Essen. Am Baldeneysee könnten Fische bald per Lift das Wehr in der Ruhr überwinden. Die ersten Tests des Ruhrverbandes sind jedenfalls vielversprechend. Jetzt muss aber erstmal weiter geforscht werden, um am Ende nicht Millionen im Wasser zu versenken.

Lassen sich die Fische in der Ruhr veräppeln? Eine Frage, der der Ruhrverband am Baldeneysee jetzt tiefer auf den Grund gehen wird. Um den Fluss am dortigen Wehr für Fische durchlässig zu machen, müssen sich die Experten nämlich Besonderes einfallen lassen: Sie testen, ob ein Fischaufzug die Fische neun Meter nach oben übers Wehr in den Baldeneysee fahren könnte. Doch dafür müssen einige Tricks funktionieren, so dass die Fische überhaupt in den Aufzug schwimmen.

Das Zauberwort heißt Strömung. Denn ohne sie finden die Fische gar nicht erst den Weg in den Lift. Die ersten Untersuchungen dazu liefen bereits im Sommer dieses Jahres und nun steht fest: Es könnte funktionieren. Gleich neben dem RWE-Wasserkraftwerk existiert im Wehr ein ehemaliges Rückpumpwerk, das Wasser in dürren Zeiten wieder Ruhr aufwärts pumpen sollte. Das ist heute nicht mehr notwendig. Und so könnte an dieser Stelle der Fischlift gebaut werden, denn die Strömungsverhältnisse dort sind zumindest vielversprechend.

Das Computer-Modell
Das Computer-Modell © Hydro-Energie Roth GmbH

Bis Klarheit herrscht, ob der Lift tatsächlich kommt, wird noch fast ein Jahr mit weiterer Forschung vergehen. Der Ruhrverband hat sich dazu Unterstützung von Experten u.a. aus Karlsruhe gesucht. In Modellen werden die Verhältnisse am Baldeneysee für weitere Tests – auch am lebenden Fisch – nachgebaut. Schließlich will der Ruhrverband nicht riskieren, Millionen ins Wasser zu versenken.

Zwei Millionen Euro Kosten

Schätzungsweise zwei Millionen Euro würde der Lift-Bau kosten. Viel Geld, aber immerhin deutlich weniger, als andere Lösungen, die der Ruhrverband im Köcher hat – eine Fischtreppe oder ein so genannter Schlitzpass wären laut Verband mehr als doppelt so teuer. Ganz davon abgesehen, dass für eine Fischtreppe neben dem Wehr derzeit auch kein Platz wäre.

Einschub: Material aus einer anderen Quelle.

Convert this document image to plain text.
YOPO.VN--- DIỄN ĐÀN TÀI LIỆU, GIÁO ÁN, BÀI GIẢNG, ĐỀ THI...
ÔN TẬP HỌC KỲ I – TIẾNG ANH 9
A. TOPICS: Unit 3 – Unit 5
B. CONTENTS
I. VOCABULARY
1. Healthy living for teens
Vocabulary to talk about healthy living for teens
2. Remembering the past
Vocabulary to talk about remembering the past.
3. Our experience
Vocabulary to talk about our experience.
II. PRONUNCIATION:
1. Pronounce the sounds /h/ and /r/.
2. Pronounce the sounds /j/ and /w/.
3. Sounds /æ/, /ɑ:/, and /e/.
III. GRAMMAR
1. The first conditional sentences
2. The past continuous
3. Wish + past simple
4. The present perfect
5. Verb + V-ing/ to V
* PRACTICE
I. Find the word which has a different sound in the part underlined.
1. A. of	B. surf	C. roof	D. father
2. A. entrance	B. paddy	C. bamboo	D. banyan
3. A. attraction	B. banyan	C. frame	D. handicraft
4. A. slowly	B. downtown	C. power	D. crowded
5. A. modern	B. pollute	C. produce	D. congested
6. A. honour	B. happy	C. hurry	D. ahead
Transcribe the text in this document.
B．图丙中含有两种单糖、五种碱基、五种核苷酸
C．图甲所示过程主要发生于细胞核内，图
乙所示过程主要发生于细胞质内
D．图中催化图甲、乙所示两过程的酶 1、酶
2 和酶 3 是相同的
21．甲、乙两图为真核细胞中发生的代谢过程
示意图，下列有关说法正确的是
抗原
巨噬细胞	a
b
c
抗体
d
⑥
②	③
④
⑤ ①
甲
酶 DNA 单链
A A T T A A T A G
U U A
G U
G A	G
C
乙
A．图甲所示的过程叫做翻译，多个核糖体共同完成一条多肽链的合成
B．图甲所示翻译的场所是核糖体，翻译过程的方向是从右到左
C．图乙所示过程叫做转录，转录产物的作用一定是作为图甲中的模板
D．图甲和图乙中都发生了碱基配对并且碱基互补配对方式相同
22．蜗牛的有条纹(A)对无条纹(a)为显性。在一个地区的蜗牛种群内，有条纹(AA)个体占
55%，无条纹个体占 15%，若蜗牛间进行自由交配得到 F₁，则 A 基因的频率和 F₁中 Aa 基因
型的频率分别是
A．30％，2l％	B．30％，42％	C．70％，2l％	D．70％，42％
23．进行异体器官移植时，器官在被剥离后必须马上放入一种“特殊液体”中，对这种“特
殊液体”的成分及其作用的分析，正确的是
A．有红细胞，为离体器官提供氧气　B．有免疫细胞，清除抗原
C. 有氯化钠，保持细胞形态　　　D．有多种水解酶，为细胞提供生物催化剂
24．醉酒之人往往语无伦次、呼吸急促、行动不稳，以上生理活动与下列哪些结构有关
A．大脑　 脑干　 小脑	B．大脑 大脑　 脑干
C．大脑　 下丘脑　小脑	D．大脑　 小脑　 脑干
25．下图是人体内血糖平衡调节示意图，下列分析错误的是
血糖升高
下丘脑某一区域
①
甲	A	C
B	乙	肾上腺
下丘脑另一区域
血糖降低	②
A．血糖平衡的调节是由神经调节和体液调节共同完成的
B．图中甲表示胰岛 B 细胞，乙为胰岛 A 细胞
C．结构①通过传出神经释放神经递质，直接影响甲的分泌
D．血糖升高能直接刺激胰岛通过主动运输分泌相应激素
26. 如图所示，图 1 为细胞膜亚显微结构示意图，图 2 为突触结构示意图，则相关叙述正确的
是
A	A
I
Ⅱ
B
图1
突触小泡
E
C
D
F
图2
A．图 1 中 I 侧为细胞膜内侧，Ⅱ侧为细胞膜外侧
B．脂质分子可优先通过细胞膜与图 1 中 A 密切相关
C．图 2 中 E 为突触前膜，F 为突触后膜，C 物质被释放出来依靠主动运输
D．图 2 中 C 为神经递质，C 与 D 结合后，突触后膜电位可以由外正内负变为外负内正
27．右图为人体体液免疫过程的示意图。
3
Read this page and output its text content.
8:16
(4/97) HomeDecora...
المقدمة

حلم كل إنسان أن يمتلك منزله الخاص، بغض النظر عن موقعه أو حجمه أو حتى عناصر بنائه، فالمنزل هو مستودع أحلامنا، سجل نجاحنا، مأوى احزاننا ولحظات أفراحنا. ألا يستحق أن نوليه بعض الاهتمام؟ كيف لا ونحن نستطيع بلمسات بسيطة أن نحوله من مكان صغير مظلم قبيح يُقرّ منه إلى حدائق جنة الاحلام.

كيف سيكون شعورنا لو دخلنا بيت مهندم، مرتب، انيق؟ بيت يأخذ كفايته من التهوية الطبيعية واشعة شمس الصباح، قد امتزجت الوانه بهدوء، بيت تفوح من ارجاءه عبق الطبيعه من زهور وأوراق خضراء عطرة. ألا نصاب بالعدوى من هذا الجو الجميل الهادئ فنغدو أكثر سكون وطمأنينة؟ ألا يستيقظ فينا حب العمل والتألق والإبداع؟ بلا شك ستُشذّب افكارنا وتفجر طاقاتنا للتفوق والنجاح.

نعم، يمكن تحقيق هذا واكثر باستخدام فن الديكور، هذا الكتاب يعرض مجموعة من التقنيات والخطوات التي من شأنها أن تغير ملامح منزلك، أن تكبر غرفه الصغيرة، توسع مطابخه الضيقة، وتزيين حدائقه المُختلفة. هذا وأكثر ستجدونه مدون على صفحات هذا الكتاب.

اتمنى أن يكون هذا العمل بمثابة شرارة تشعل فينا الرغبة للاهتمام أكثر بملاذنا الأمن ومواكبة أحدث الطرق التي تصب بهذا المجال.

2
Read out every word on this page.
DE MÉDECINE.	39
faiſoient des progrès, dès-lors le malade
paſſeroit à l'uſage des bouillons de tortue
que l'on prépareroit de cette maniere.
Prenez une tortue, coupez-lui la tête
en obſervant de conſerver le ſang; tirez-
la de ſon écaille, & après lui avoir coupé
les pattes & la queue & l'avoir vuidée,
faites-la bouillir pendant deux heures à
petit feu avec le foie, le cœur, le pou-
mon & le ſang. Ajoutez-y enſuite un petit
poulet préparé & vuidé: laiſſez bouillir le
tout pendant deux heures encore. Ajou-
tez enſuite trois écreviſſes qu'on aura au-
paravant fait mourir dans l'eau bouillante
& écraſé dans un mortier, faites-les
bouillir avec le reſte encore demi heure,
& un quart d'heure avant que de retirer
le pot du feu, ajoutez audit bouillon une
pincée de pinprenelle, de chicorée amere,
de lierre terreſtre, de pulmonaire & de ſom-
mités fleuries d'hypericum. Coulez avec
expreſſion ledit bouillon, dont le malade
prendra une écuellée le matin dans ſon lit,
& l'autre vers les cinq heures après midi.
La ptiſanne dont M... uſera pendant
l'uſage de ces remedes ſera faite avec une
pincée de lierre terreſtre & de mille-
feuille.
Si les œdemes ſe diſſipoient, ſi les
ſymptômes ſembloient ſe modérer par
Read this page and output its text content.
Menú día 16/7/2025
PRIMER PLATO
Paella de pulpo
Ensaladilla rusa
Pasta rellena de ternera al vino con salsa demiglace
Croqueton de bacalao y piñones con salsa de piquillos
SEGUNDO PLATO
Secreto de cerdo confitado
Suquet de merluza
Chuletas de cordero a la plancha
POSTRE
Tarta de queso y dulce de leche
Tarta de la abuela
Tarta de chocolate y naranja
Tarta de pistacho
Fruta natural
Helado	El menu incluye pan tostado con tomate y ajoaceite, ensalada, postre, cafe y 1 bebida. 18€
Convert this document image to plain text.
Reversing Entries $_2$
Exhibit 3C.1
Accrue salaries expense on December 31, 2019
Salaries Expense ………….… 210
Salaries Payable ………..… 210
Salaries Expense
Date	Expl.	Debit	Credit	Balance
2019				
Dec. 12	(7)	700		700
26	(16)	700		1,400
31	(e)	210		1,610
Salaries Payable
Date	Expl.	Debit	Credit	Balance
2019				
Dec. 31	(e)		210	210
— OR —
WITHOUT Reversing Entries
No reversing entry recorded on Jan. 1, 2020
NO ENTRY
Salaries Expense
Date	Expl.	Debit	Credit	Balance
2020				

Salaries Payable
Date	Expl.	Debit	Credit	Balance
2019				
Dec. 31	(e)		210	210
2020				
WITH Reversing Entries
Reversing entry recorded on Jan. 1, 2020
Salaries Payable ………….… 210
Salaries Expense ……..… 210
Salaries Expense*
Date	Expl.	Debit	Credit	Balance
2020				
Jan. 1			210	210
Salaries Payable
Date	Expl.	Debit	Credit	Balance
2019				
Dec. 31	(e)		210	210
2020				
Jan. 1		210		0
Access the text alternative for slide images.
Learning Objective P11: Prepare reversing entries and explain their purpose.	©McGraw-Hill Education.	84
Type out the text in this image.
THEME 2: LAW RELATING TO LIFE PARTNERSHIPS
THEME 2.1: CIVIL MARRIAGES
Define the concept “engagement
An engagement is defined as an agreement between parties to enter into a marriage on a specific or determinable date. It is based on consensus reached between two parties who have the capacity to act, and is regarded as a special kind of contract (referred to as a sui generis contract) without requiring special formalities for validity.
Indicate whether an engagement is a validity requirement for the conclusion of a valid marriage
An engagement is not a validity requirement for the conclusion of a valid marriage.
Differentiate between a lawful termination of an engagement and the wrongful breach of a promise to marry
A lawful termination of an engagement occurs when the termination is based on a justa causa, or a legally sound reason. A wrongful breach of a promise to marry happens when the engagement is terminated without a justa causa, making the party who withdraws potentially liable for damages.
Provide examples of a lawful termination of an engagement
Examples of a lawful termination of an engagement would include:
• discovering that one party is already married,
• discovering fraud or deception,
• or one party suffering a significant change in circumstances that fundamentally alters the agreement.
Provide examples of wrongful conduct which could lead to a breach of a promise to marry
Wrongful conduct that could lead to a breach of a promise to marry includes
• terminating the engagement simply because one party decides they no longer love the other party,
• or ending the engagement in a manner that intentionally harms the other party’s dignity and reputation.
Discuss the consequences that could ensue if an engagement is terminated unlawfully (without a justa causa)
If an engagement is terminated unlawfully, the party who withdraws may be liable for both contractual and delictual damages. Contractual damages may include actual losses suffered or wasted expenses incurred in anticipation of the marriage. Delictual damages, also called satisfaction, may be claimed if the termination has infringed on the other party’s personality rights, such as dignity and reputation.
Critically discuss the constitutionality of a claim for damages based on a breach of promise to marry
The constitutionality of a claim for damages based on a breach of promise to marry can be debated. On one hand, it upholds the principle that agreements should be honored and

Der Leiter des Talsperren- und Stauseebetriebs, Hermann Knotte (links), und der Fischereisachverständige Markus Kühlmann leiten das Projekt.
Der Leiter des Talsperren- und Stauseebetriebs, Hermann Knotte (links), und der Fischereisachverständige Markus Kühlmann leiten das Projekt. © WAZ FotoPool

Alle Hoffnungen knüpfen sich an den Lift. Denn der Ruhrverband muss spätestens bis 2027 eine EU-Vorgabe umgesetzt haben, wonach Fließgewässer wie die Ruhr wieder für Fische und andere Lebewesen durchgängig sind. „Wir machen das also nicht zum Spaß“, sagt Ruhrverbandssprecher Markus Rüdel. Falls das Experiment am Baldeneysee klappt, wäre es vielleicht eine Lösung auch fürs Kettwiger Wehr.

Wasser drückt Fangkörbe in die Höhe

Eine Liftanlage, wie sie dem Verband am Baldeneysee vorschwebt, gibt es bundesweit noch nicht. Sie soll aus zwei Liftsäulen mit drei Meter Durchmesser bestehen, in die Wasser fließt. Dieses drückt die Fangkörbe im Inneren in die Höhe. Drei Minuten würde die Liftfahrt dauern.

Dabei würden die Aufzüge im Wechsel arbeiten, so dass ständig Fische hineinschwimmen können und nicht irritiert wieder abdrehen. Fische sind eben sensible Wesen.